Coal mining company said the decision could cause it to close.

A federal judge has vacated a decision that would have allowed a coal mining company to move ahead with an expansion plan near Roundup because officials in the Trump administration granted a permit there without any consideration of what it may do the scarce water in the area.

Officials from the Signal Peak Mine said the decision may eventually force the mine to close, while U.S. District Judge Donald W. Molloy ordered the United States Office of Surface Mining Reclamation and Enforcement to conduct an environmental assessment of the proposed expansion, which federal officials said could take between 18 and 24 months.
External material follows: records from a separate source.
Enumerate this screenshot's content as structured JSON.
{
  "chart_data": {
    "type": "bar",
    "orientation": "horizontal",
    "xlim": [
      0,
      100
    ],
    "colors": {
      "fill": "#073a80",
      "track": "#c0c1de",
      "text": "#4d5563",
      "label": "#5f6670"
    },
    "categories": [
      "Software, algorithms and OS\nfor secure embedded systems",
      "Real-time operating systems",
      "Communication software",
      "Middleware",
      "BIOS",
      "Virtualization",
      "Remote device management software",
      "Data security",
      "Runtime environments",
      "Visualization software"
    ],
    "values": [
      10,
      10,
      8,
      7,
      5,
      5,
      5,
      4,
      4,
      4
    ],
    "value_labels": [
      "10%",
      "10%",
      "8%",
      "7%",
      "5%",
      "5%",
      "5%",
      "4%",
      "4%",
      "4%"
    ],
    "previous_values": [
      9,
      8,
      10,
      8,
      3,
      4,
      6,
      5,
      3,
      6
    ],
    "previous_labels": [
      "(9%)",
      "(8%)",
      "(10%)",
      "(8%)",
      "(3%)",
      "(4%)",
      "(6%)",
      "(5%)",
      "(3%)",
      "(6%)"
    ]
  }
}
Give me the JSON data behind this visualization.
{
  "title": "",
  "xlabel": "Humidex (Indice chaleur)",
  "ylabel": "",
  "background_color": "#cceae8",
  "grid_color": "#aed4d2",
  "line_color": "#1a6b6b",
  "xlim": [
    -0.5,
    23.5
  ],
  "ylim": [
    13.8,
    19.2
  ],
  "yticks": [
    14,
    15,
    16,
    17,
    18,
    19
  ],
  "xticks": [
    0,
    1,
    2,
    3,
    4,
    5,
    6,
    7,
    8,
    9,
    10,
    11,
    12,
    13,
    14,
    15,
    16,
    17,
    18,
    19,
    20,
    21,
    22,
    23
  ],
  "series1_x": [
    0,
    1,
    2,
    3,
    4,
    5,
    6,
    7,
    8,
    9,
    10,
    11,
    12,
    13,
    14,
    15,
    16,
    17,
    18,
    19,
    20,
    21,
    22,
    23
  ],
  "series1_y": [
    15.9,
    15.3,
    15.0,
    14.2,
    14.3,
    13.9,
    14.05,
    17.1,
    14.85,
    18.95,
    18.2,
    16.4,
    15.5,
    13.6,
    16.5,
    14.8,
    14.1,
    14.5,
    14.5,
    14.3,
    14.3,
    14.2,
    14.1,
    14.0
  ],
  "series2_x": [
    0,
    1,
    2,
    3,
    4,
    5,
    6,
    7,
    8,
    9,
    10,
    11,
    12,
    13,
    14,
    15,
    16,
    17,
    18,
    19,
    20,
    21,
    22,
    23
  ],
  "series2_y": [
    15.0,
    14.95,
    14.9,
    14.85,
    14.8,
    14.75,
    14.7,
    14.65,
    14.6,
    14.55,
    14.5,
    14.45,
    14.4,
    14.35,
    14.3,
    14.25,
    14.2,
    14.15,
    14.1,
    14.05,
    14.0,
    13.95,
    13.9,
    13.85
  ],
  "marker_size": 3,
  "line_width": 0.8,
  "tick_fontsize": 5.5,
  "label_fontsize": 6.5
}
The ruling, issued Monday by Molloy, resolves a challenge that went to the U.S. Ninth Circuit Court of Appeals, where a three-judge panel sent it back to Molloy, ordering that there was inadequate information that would have allowed officials to determine if the expansion of the mine on federal lands would damage the water or environment. In his ruling, Molloy chastised the Trump administration for ignoring the question and not evaluating the impacts.

“The Enforcement Office’s errors cast substantial doubt on the agency’s decision to approve the mine expansion in the first instance,” Molloy wrote. “That doubt is then augmented, not assuaged, by the agency’s unilateral decision to prepare an environmental impact statement at this late stage of proceedings.”

In order to try to correct the problem that the trial court and the appeals court homed in on, the office began an environmental review process  a less rigorous evaluation, the court said – in order to compensate. Molloy cast doubts on whether the agency could be trusted without going through a more thorough process.